So, the condensed, more sloppy version is this:
The Neurotic Zen of Mint thread helped me to realize that I'm not nearly as over my past as a Catholic as I thought that I was. There are still a lot of loose ends because I left it behind with a lot of anger and resentment.
Some of you noted in the other thread that I seem to be in an awfully big rush to have things be crystal clear. I can explain: I feel like I've flip-flopped through so many religions only to constantly end up back at the beginning of something new and foreign. It feels like reverting from adolescence to infancy. As I mentioned in that thread, I've accumulated so much learning and experience about Catholic faith and praxis which serves me no good as a Buddhist or Dzogchenpa. No matter what I've practiced, though, I've always approached it genuinely, hoping to subdue ego and experience the ultimate reality of Truth. Unfortunately, my studies have often taken on a hypercritical nature which, in turn, has caused me to lose faith. There's nothing unique about my story, but it's the primary source of my anxiety at the moment as I set out, once again, on another spiritual journey under a new monicker.
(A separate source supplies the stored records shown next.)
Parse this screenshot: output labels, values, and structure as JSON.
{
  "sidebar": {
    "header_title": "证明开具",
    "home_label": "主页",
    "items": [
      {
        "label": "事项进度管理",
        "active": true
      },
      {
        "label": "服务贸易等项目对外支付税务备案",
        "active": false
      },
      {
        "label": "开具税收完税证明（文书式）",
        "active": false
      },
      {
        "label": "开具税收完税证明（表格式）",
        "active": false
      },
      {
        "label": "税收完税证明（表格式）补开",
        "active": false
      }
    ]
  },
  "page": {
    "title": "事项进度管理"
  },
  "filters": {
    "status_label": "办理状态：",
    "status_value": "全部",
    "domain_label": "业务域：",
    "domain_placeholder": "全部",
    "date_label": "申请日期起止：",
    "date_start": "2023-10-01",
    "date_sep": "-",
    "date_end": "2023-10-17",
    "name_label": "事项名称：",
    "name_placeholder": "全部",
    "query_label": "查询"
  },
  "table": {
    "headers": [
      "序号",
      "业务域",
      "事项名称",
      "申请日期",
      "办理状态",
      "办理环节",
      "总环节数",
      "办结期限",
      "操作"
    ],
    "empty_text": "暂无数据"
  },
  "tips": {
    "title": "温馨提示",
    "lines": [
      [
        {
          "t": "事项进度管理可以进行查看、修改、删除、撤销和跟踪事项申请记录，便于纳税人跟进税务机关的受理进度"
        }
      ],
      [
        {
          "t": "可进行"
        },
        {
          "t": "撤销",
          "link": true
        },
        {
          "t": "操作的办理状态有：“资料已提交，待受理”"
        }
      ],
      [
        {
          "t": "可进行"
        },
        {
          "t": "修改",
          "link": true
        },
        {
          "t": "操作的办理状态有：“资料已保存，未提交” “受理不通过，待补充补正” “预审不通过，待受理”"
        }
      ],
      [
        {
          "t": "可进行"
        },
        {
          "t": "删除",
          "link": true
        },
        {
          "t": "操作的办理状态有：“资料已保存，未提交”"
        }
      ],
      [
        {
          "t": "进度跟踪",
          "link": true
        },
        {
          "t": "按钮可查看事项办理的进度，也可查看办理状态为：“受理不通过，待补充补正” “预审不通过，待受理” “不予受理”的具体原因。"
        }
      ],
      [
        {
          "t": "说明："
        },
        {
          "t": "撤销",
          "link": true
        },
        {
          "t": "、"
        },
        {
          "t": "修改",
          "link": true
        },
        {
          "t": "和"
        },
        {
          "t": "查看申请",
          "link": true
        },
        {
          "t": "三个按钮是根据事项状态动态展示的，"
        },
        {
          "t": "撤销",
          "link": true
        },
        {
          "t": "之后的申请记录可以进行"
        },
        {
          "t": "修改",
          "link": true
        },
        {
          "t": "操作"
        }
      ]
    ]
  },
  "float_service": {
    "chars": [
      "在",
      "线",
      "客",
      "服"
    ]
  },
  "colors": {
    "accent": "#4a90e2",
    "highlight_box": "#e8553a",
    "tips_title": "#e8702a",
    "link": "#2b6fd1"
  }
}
Buddhism and Dzogchen truly do feel what I've been searching for all along, but how can I embark on this path when I can't experience peace with my past as a Catholic or with the Catholic Church or my old Catholic friends? I've got to face up to that challenge in addition to attempting to resolve in my own way the theistic impulse which I've only managed to suffocate discreetly in order to seem a more fitting practitioner even though I could not really argue against the impulse itself. So, there are some loose ends. Luckily I've discovered the writings of Chogyam Trungpa and the person of Namkhai Norbu prior to taking this necessary tangential journey.